C’est dans les vieilles forêts que la diversité biologique est la plus importante. On estime que 25% des espèces forestières dépendent des arbres âgés, dépérissant ou morts. Elles les utilisent comme abris ou source de nourriture. Ce sont des lichens, mousses ou champignons, mais aussi de nombreux insectes, mollusques, crustacés sans oublier des oiseaux ou des mammifères.

De par les modes d’exploitation forestière actuelle, 40% des organismes liés au bois mort et en décomposition seraient menacés en Europe.

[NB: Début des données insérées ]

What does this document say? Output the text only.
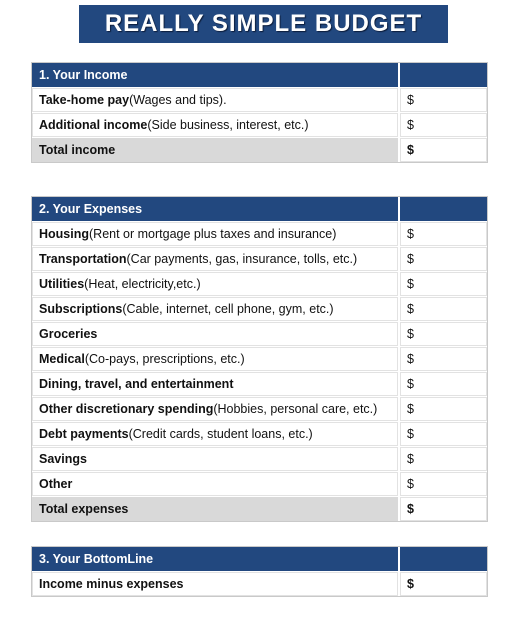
REALLY SIMPLE BUDGET
1. Your Income
Take-home pay (Wages and tips).	$
Additional income (Side business, interest, etc.)	$
Total income	$
2. Your Expenses
Housing (Rent or mortgage plus taxes and insurance)	$
Transportation (Car payments, gas, insurance, tolls, etc.)	$
Utilities (Heat, electricity,etc.)	$
Subscriptions (Cable, internet, cell phone, gym, etc.)	$
Groceries	$
Medical (Co-pays, prescriptions, etc.)	$
Dining, travel, and entertainment	$
Other discretionary spending (Hobbies, personal care, etc.)	$
Debt payments (Credit cards, student loans, etc.)	$
Savings	$
Other	$
Total expenses	$
3. Your BottomLine
Income minus expenses	$
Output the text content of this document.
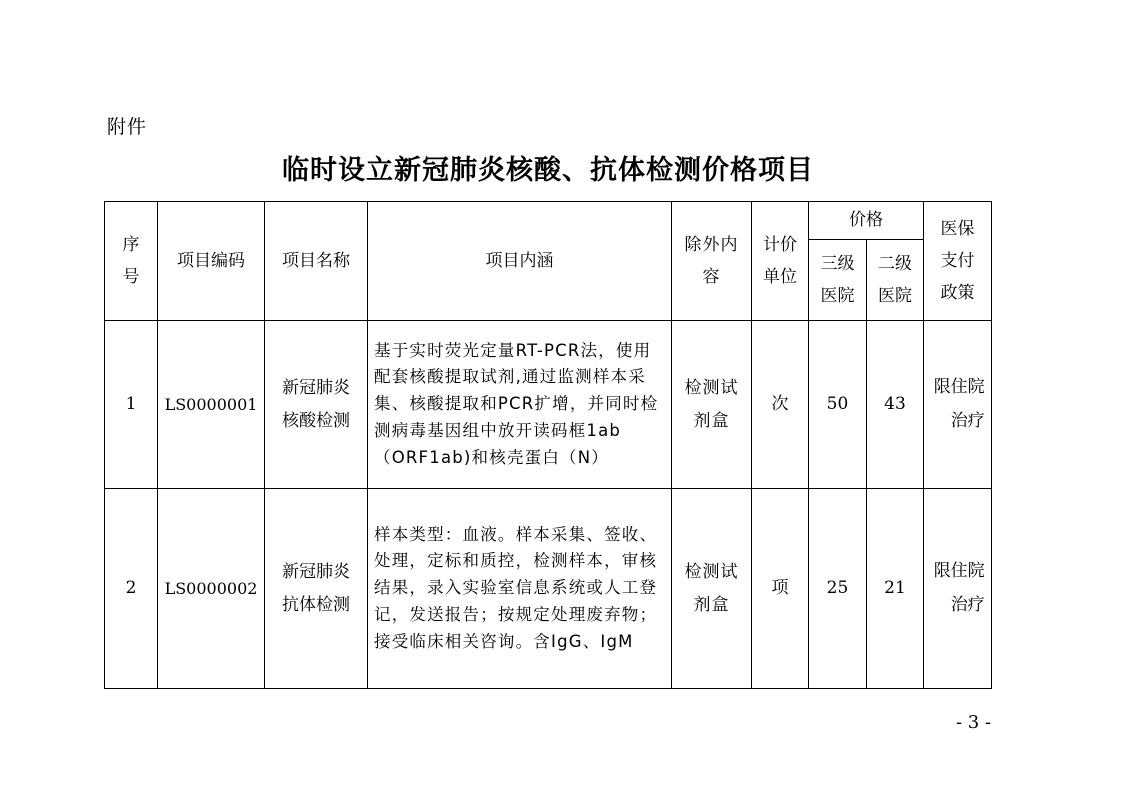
附件
临时设立新冠肺炎核酸、抗体检测价格项目
序号	项目编码	项目名称	项目内涵	除外内容	计价单位	价格		医保支付政策

						三级医院	二级医院	

1	LS0000001	新冠肺炎核酸检测	基于实时荧光定量RT-PCR法，使用配套核酸提取试剂,通过监测样本采集、核酸提取和PCR扩增，并同时检测病毒基因组中放开读码框1ab（ORF1ab)和核壳蛋白（N）	检测试剂盒	次	50	43	限住院治疗

2	LS0000002	新冠肺炎抗体检测	样本类型：血液。样本采集、签收、处理，定标和质控，检测样本，审核结果，录入实验室信息系统或人工登记，发送报告；按规定处理废弃物；接受临床相关咨询。含IgG、IgM	检测试剂盒	项	25	21	限住院治疗
- 3 -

Des espèces souvent méconnues mais fort utiles

Dans les forêts dites « naturelles » composées d’essences autochtones et n’ayant pas connu d’exploitation depuis plus de 50 ans, la décomposition du bois mort grâce aux organismes vivants permettrait le recyclage d’environ un tiers des éléments minéraux disponibles pour les racines des arbres.

Des actions pour rendre un caractère plus naturel à nos forêts

Une exploitation raisonnée des forêts, permet de conserver isolément ou sous forme d’ilots, des vieux arbres et des arbres morts.

Le Conservatoires d’espaces naturels de Bourgogne a choisi de laisser vieillir librement les forêts dont il a la gestion. Aucune intervention, hormis celles liées à la sécurité, n’est envisagée dans ces parcelles.